西の界王神ウェイゼル様もその一人、それがお前じゃ。これがどういう意味か分かるじゃろう?」
「分かりませーん」
「空気を読めーーっ!!」
まるで聞く気のないレギの即答に、指し棒をボキ折りながら再び界王の雄叫びが響き渡った。
「界王神様だぞ!!お前の魂、いや、存在は、もはや地球という一つの星に収まるものではない!本来転生を成さない界王神様の魂が再び世に現れた……。

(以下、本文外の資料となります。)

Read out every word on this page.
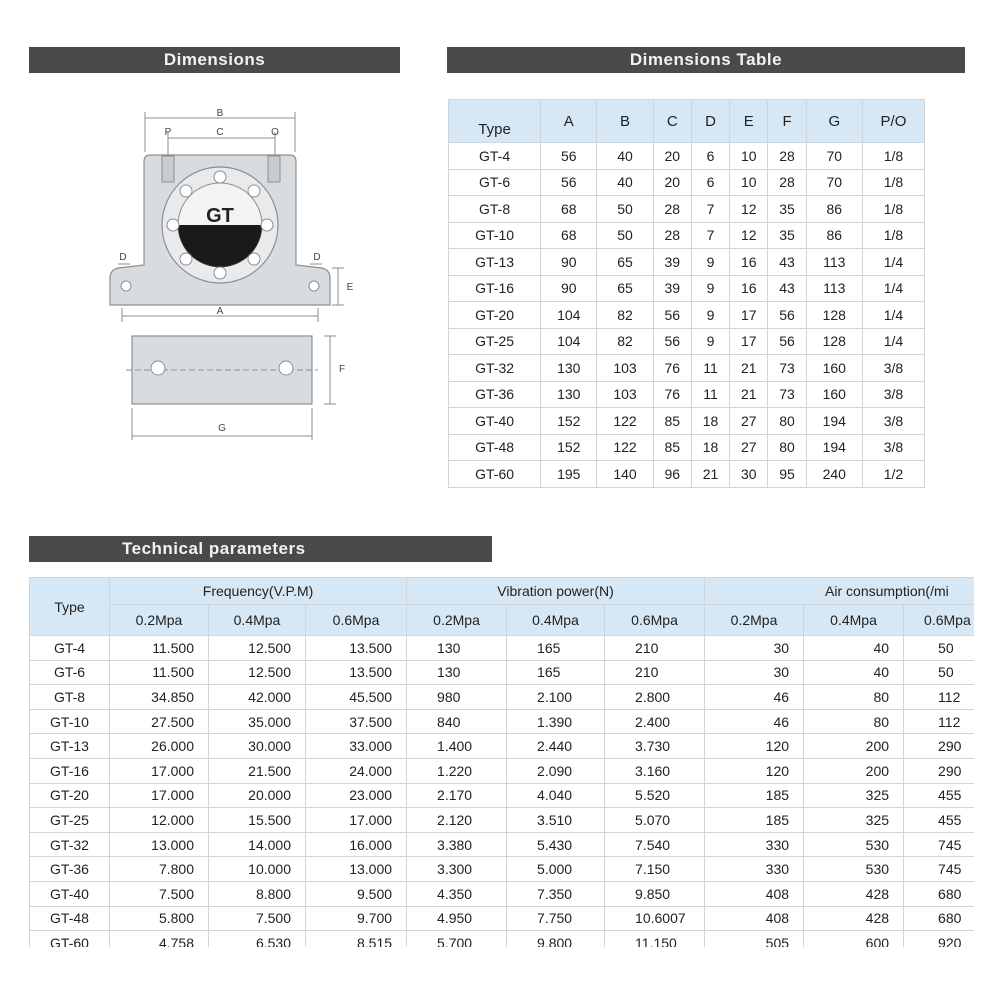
Dimensions	Dimensions Table
Technical parameters
B
P	C	O
GT
D	D
E
A
F
G
Type	A	B	C	D	E	F	G	P/O
GT-4	56	40	20	6	10	28	70	1/8
GT-6	56	40	20	6	10	28	70	1/8
GT-8	68	50	28	7	12	35	86	1/8
GT-10	68	50	28	7	12	35	86	1/8
GT-13	90	65	39	9	16	43	113	1/4
GT-16	90	65	39	9	16	43	113	1/4
GT-20	104	82	56	9	17	56	128	1/4
GT-25	104	82	56	9	17	56	128	1/4
GT-32	130	103	76	11	21	73	160	3/8
GT-36	130	103	76	11	21	73	160	3/8
GT-40	152	122	85	18	27	80	194	3/8
GT-48	152	122	85	18	27	80	194	3/8
GT-60	195	140	96	21	30	95	240	1/2
Type	Frequency(V.P.M)			Vibration power(N)			Air consumption(/mi		
	0.2Mpa	0.4Mpa	0.6Mpa	0.2Mpa	0.4Mpa	0.6Mpa	0.2Mpa	0.4Mpa	0.6Mpa
GT-4	11.500	12.500	13.500	130	165	210	30	40	50
GT-6	11.500	12.500	13.500	130	165	210	30	40	50
GT-8	34.850	42.000	45.500	980	2.100	2.800	46	80	112
GT-10	27.500	35.000	37.500	840	1.390	2.400	46	80	112
GT-13	26.000	30.000	33.000	1.400	2.440	3.730	120	200	290
GT-16	17.000	21.500	24.000	1.220	2.090	3.160	120	200	290
GT-20	17.000	20.000	23.000	2.170	4.040	5.520	185	325	455
GT-25	12.000	15.500	17.000	2.120	3.510	5.070	185	325	455
GT-32	13.000	14.000	16.000	3.380	5.430	7.540	330	530	745
GT-36	7.800	10.000	13.000	3.300	5.000	7.150	330	530	745
GT-40	7.500	8.800	9.500	4.350	7.350	9.850	408	428	680
GT-48	5.800	7.500	9.700	4.950	7.750	10.6007	408	428	680
GT-60	4.758	6.530	8.515	5.700	9.800	11.150	505	600	920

異例なことじゃ、二度とこんな奇跡は起きん!もう、わしが何を言いたいか、分かっとるじゃろう!?」
「……戦いに参加するな?」
「そうじゃ!!」
「界王様、あたしがそれに従うと思う?」
「ぐっ……」
それこそ、界王にも分かっていたことだった。
このレギが、たとえ自分が土下座をして頼んだって、言うことを聞くわけがないのだ。
言葉に詰まって厳しい顔をする界王に、レギは少し困ったように肩をすくめて見せた。
「…心配してくれるのはありがたいけどさ、でもそれは、ウェイゼルって人の魂を通してのあたしでしょ?それはちょっと寂しいかな。
生まれ変わりとか、神様の魂だからとか関係ない。
あたしはあたしだ」
怒りは含まれてはいなかったが、絶対に曲げない強い意志を称えて、レギはきっぱりと言い切った。
身も心も、他でもない、自分なのだと。
「…………………そう、じゃな…、今生きておるのはお前だ。わしらの都合を押し付けて…すまんかった……」
長い沈黙の末、うなだれながらも理解を示した界王に、レギは穏やかに明るく笑った。
「ううん、分かってくれたら良いよ」
(………しかし、何か引っかかる…)
レギの笑顔を見ながら、界王は正体不明のわだかまりを覚えていた。
(…わしは…、いやわしらは、何か重大なことを、見落としておるような…)
しかし、それが何なのかはっきりとしないまま無情にも時間は流れ。
あっという間に半年の月日が経った。